Feel free to substitute the name of whatever d/b/a adorns your cap or car flag. They are pretty much all the same when it comes to the real sport, moneyball.
Europeans have always known that higher learning and advanced athletics are inherently incompatible. And they are probably right. The hybrid species America has engineered is certifiably insane.
The Big Ten has 12 members; the Big 12 has 10.
Boise, Idaho has a team in the Big East. Pittsburgh, Pa., has one in the Atlantic Coast.
Basketball coaches who wear Johnston & Murphy pocket millions to make players wear Nike and adidas.
Players get excommunicated for accepting a $100 tattoo.
The sprawling, galling mess can best be summarized by paraphrasing the work of another Louisville boy, Ned Beatty.

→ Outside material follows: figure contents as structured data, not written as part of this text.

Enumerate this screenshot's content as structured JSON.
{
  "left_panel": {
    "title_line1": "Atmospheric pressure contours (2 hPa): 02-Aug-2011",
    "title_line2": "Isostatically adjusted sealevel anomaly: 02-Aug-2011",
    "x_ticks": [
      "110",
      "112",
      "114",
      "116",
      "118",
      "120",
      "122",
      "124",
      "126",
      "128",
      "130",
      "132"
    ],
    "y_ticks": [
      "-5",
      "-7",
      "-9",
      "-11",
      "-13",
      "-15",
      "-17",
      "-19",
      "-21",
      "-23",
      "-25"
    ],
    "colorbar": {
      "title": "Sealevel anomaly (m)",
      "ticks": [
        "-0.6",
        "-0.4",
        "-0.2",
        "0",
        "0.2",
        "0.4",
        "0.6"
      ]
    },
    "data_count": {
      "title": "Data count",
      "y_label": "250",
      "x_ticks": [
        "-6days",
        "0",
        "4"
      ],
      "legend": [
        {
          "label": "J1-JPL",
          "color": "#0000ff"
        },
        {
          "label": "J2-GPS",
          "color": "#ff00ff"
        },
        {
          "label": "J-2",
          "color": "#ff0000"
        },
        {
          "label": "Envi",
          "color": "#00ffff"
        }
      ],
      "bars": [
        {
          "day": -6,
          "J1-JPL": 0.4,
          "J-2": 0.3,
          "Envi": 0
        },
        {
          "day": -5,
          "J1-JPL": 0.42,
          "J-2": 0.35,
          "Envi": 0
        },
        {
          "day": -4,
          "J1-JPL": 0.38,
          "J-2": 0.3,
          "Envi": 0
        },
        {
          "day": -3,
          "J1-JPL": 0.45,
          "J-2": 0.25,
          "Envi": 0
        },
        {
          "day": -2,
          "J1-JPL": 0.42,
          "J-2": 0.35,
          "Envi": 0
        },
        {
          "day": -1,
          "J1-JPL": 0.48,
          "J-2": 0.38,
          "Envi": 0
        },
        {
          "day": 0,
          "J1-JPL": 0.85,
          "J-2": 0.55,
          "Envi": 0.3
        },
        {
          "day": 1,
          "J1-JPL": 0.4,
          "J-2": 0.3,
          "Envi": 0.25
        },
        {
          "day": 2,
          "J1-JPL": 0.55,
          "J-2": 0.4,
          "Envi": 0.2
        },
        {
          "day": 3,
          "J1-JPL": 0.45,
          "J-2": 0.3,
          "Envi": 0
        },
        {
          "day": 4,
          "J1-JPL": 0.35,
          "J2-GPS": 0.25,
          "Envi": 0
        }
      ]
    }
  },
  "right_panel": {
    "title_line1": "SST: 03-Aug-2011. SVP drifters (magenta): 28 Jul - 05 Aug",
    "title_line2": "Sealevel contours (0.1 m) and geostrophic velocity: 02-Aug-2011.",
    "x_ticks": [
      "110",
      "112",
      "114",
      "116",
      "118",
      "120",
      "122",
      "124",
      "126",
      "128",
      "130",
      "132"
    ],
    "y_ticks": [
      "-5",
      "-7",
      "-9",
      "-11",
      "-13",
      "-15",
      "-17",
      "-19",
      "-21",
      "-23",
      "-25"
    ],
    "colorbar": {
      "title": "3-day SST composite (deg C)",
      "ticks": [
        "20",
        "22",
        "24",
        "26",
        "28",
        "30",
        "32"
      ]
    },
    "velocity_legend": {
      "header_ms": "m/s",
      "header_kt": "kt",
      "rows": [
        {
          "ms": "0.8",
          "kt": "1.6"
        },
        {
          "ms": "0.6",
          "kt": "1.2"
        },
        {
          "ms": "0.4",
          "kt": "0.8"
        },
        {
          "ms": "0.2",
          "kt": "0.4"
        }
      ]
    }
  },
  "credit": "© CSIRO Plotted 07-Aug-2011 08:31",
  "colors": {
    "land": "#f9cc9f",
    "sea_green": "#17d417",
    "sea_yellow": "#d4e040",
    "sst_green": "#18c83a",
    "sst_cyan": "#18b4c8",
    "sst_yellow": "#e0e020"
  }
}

In “Network,” Beatty played the chairman of an international conglomerate whose holdings include a TV network. The network’s biggest star is a bipolar anchorman.
The anchorman is in dutch with the boss for outing a shady business deal.
Pretend for a minute that Beatty is Bill Hancock, executive director of the BCS. Pretend you are the anchorman. You pine for college sports to return to a perfect past that never existed but seems greatly preferable to the money-drunk, geographically addled present.
Prepare to be bawled out by He Who Sees The Truth.
You are an old man who thinks in terms of regions and conferences and teams. There are no conferences. There are no teams.
There are no Wildcats, no Cardinals, no Big Ten, no Pac-10, no CBS, TBS or ESPN. There is only one holistic system of systems: one vast, interwoven, interactive, multivariate, multi-state dominion of dollars.
That is the natural order of college sports today. That is the atomic and subatomic and galactic structure of things today.
Now make yourself useful. Go to DuckStore.com and buy an official University of Oregon replica football jersey.
The coaches need a new massage table.
(Author’s note: If you haven’t seen “Network,” do so. Now. It’s wicked smart, savagely funny and uncannily clairvoyant regarding the TV industry. And it ranks 64th on AFI’s list of the 100 greatest American films.)